疲れ果てた体を引きずってやっとベッドに横たわったのに、今度は色々な心配事が頭に浮かんできてしまってなかなか寝付けない……。そんな悩みを抱く人は多いでしょう。そしてそんなとき「ああ、自然に沿ったライフスタイルならば、きっとぐっすり眠れるはずなのに……」と思うことも……。
でも、自然の中で生きる生活は、現代人が夢見るほど楽なものではありません。いつも餓死と隣り合わせの農業、ちょっとした病気や怪我でも命取りになる毎日が続きます。だからこそ魔女たちは昔から、こうした不安な日々に備えて、様々なハーブを利用してきました。その代表は、現在でも安眠用のハーブティーとして愛用されているカモマイルです。
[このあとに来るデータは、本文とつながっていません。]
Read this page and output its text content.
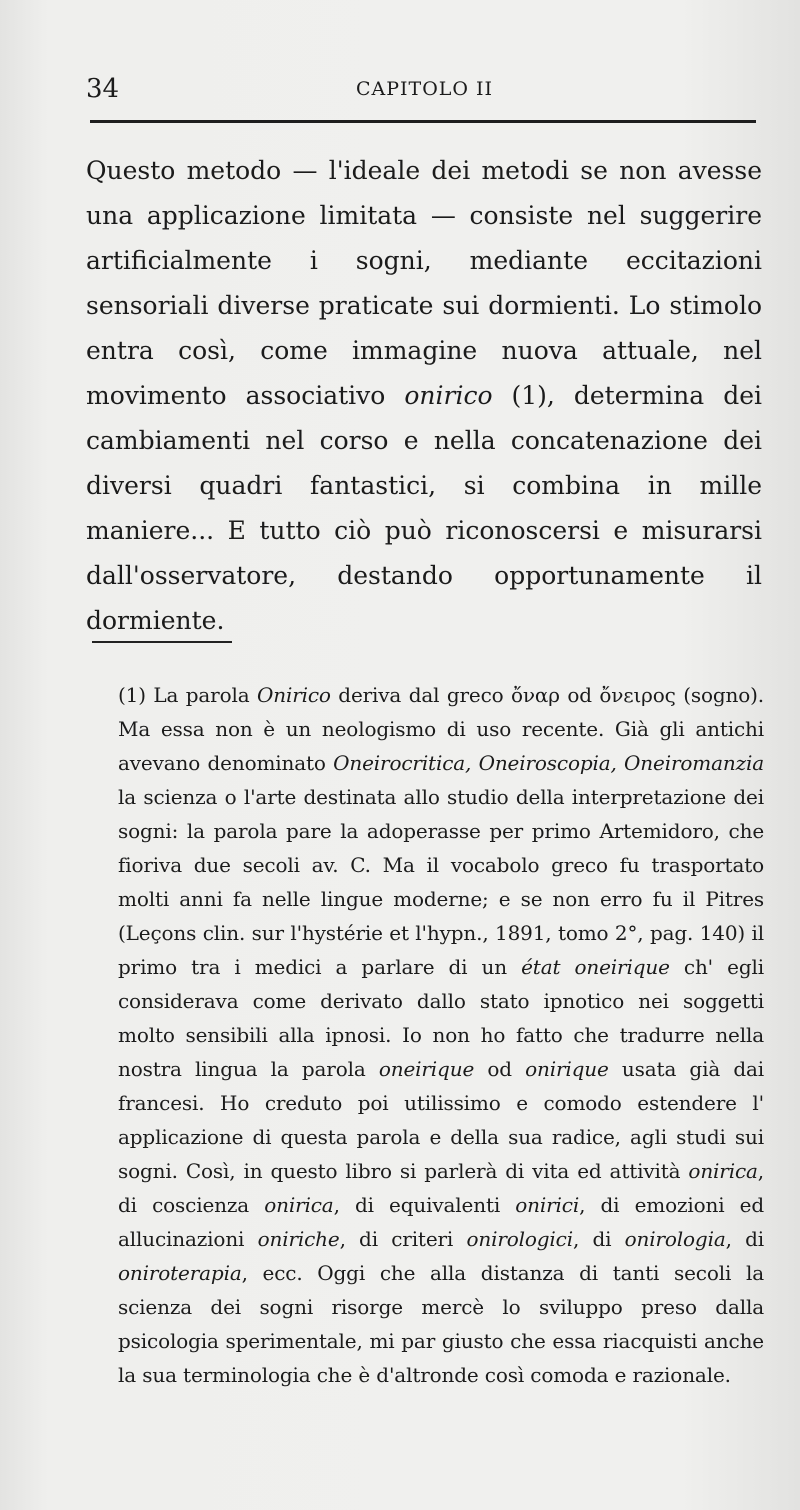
34	CAPITOLO II

Questo metodo — l'ideale dei metodi se non avesse una applicazione limitata — consiste nel suggerire artificialmente i sogni, mediante eccitazioni sensoriali diverse praticate sui dormienti. Lo stimolo entra così, come immagine nuova attuale, nel movimento associativo onirico (1), determina dei cambiamenti nel corso e nella concatenazione dei diversi quadri fantastici, si combina in mille maniere... E tutto ciò può riconoscersi e misurarsi dall'osservatore, destando opportunamente il dormiente.

(1) La parola Onirico deriva dal greco ὄναρ od ὄνειρος (sogno). Ma essa non è un neologismo di uso recente. Già gli antichi avevano denominato Oneirocritica, Oneiroscopia, Oneiromanzia la scienza o l'arte destinata allo studio della interpretazione dei sogni: la parola pare la adoperasse per primo Artemidoro, che fioriva due secoli av. C. Ma il vocabolo greco fu trasportato molti anni fa nelle lingue moderne; e se non erro fu il Pitres (Leçons clin. sur l'hystérie et l'hypn., 1891, tomo 2°, pag. 140) il primo tra i medici a parlare di un état oneirique ch' egli considerava come derivato dallo stato ipnotico nei soggetti molto sensibili alla ipnosi. Io non ho fatto che tradurre nella nostra lingua la parola oneirique od onirique usata già dai francesi. Ho creduto poi utilissimo e comodo estendere l' applicazione di questa parola e della sua radice, agli studi sui sogni. Così, in questo libro si parlerà di vita ed attività onirica, di coscienza onirica, di equivalenti onirici, di emozioni ed allucinazioni oniriche, di criteri onirologici, di onirologia, di oniroterapia, ecc. Oggi che alla distanza di tanti secoli la scienza dei sogni risorge mercè lo sviluppo preso dalla psicologia sperimentale, mi par giusto che essa riacquisti anche la sua terminologia che è d'altronde così comoda e razionale.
その名の由来になった古代ギリシア語での「大地のりんご」という言葉にふさわしく、マイルドなりんご風の香りがとても心地よく、穏やかな眠りへと誘ってくれるハーブです。
これだけではなく、もっと根深い不安感や正体不明の恐怖から眠れないという場合には、不運から守る力が強いとされているコリアンダーの種をベッドの周囲に撒く方法が取られてきました。簡単ですが、しっかりと守られている気分で安眠できるという強い効果があるといわれています。ただ、ペットや幼児がいる場合は、拾って食べてしまわないように木綿の袋などに小分けして置くようにしましょう。
また不眠と対になっているのが、朝すっきりとおきられないという悩みではないでしょうか。これには昔から、蓋のついたマグカップに濃い目のミントティーを作って枕元に準備して置く、という方法が推奨されてきました。目が覚めたら、すぐにそれを数口すすることで、すっきりとした気分が得られるのです。生のミントが手に入るならば、そのまま、少量の葉を噛み締めても良いでしょう。
魔女たちが長年の試行錯誤で編み出した安眠の術。上手に活用して毎日を乗り切っていきたいものです。